Women now outperform men at every level of the education system. Once they leave school or college, they show a greater appetite for carrying on learning and gaining more qualifications. They are present in our FE colleges in far greater numbers than men. All these gaps are increasing.

In an ideal meritocratic world, this commitment to raising their competence levels would bring women due rewards. But progress has been very slow. The female/male competence gap is widening at a faster rate than the male/female pay and careers gap is closing. This is what I call the Paula Principle: most women work below their level of competence. It is the mirror image of the once-famous Peter Principle, which states that every employee rises to his [sic] level of incompetence. The Paula Principle is not only about top people; it applies at every level of our organisations.

What does this mean for leadership? In his FETL report on the challenges of third sector leadership, Tim Ward reported one provider of training for women as saying they needed to go beyond just enabling skills acquisition;  what matters is to influence employers so that women can more easily succeed in male-dominated environments. How does this relate to the Paula Principle?

Work cultures and reward systems do not drop from the sky. They reflect the values of the organisation, and the people who control it. We should be reflecting on just how well or badly these cultures and systems fit with the changing gender profile of our competences.

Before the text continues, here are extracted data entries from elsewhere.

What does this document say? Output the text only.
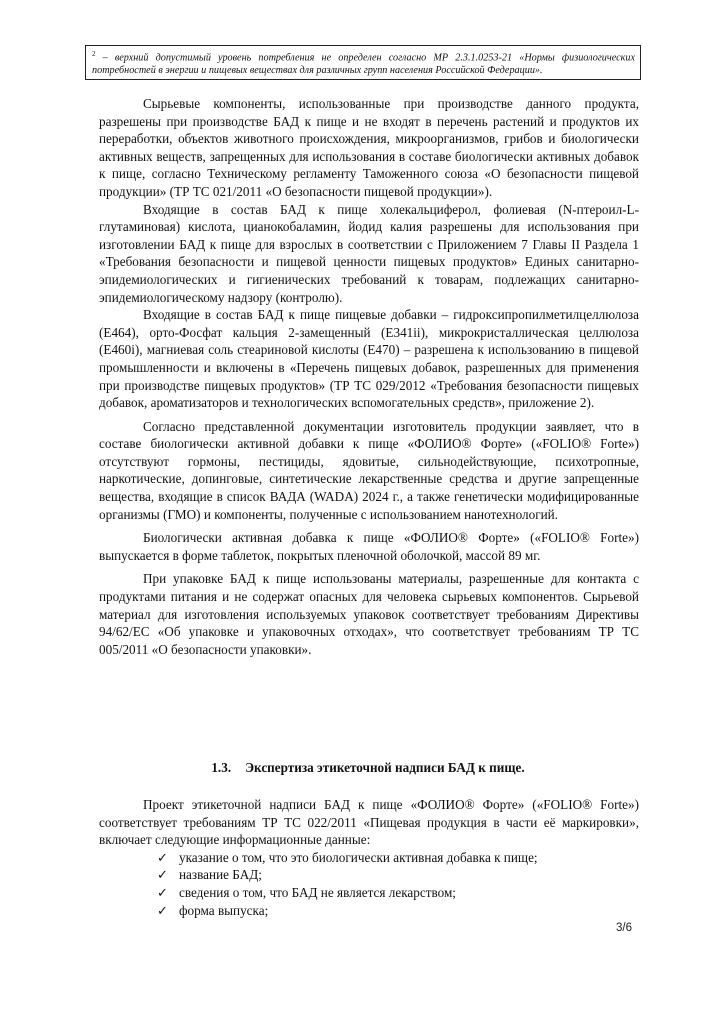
$^2$ – верхний допустимый уровень потребления не определен согласно МР 2.3.1.0253-21 «Нормы физиологических потребностей в энергии и пищевых веществах для различных групп населения Российской Федерации».

Сырьевые компоненты, использованные при производстве данного продукта, разрешены при производстве БАД к пище и не входят в перечень растений и продуктов их переработки, объектов животного происхождения, микроорганизмов, грибов и биологически активных веществ, запрещенных для использования в составе биологически активных добавок к пище, согласно Техническому регламенту Таможенного союза «О безопасности пищевой продукции» (ТР ТС 021/2011 «О безопасности пищевой продукции»).

Входящие в состав БАД к пище холекальциферол, фолиевая (N-птероил-L-глутаминовая) кислота, цианокобаламин, йодид калия разрешены для использования при изготовлении БАД к пище для взрослых в соответствии с Приложением 7 Главы II Раздела 1 «Требования безопасности и пищевой ценности пищевых продуктов» Единых санитарно-эпидемиологических и гигиенических требований к товарам, подлежащих санитарно-эпидемиологическому надзору (контролю).

Входящие в состав БАД к пище пищевые добавки – гидроксипропилметилцеллюлоза (Е464), орто-Фосфат кальция 2-замещенный (Е341ii), микрокристаллическая целлюлоза (Е460i), магниевая соль стеариновой кислоты (Е470) – разрешена к использованию в пищевой промышленности и включены в «Перечень пищевых добавок, разрешенных для применения при производстве пищевых продуктов» (ТР ТС 029/2012 «Требования безопасности пищевых добавок, ароматизаторов и технологических вспомогательных средств», приложение 2).

Согласно представленной документации изготовитель продукции заявляет, что в составе биологически активной добавки к пище «ФОЛИО® Форте» («FOLIO® Forte») отсутствуют гормоны, пестициды, ядовитые, сильнодействующие, психотропные, наркотические, допинговые, синтетические лекарственные средства и другие запрещенные вещества, входящие в список ВАДА (WADA) 2024 г., а также генетически модифицированные организмы (ГМО) и компоненты, полученные с использованием нанотехнологий.

Биологически активная добавка к пище «ФОЛИО® Форте» («FOLIO® Forte») выпускается в форме таблеток, покрытых пленочной оболочкой, массой 89 мг.

При упаковке БАД к пище использованы материалы, разрешенные для контакта с продуктами питания и не содержат опасных для человека сырьевых компонентов. Сырьевой материал для изготовления используемых упаковок соответствует требованиям Директивы 94/62/ЕС «Об упаковке и упаковочных отходах», что соответствует требованиям ТР ТС 005/2011 «О безопасности упаковки».

1.3. Экспертиза этикеточной надписи БАД к пище.

Проект этикеточной надписи БАД к пище «ФОЛИО® Форте» («FOLIO® Forte») соответствует требованиям ТР ТС 022/2011 «Пищевая продукция в части её маркировки», включает следующие информационные данные:

✓ указание о том, что это биологически активная добавка к пище;
✓ название БАД;
✓ сведения о том, что БАД не является лекарством;
✓ форма выпуска;
3/6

One practical example. Teamwork skills are routinely identified as a high-priority skill. Enabling teams to work effectively, communicate well and make sure that the effectiveness of their pooled talents is greater than the sum of their individual parts – all this is part of the rhetoric of what makes a good business. Everyone knows – generalisation alert! – that women are usually better at developing teamwork than men. How is this important competence recognised and rewarded?

So the leadership challenge is to make sure that rewards systems match more closely to the competences people bring to work. Doing this means helping people, at every level, to work out how this should happen. We can all identify the factors which cause the under-utilisation of competence in our particular context. These factors will vary from sector to sector and workplace to workplace, but getting the conversation going really should not be too hard.

 

Tom Schuller was Head of the OECD’s Centre for Educational Research and Innovation (CERI) between 2003 and 2008 and was co-author of Learning Through Life, the final report of the independent Inquiry into the Future for Lifelong Learning, which he directed. He has also served as Dean of the Faculty of Continuing Education and Professor of Lifelong Learning at Birkbeck, University of London; and as co-director of the Research Centre on the Wider Benefits of Learning. He is currently a visiting professor at Birkbeck (London) and the Institute of Education.

Tom is writing in a personal capacity and his views do not necessarily reflect those of FETL or its leadership.

His book, The Paula Principle: how and why women work below their competence level, is published by Scribe.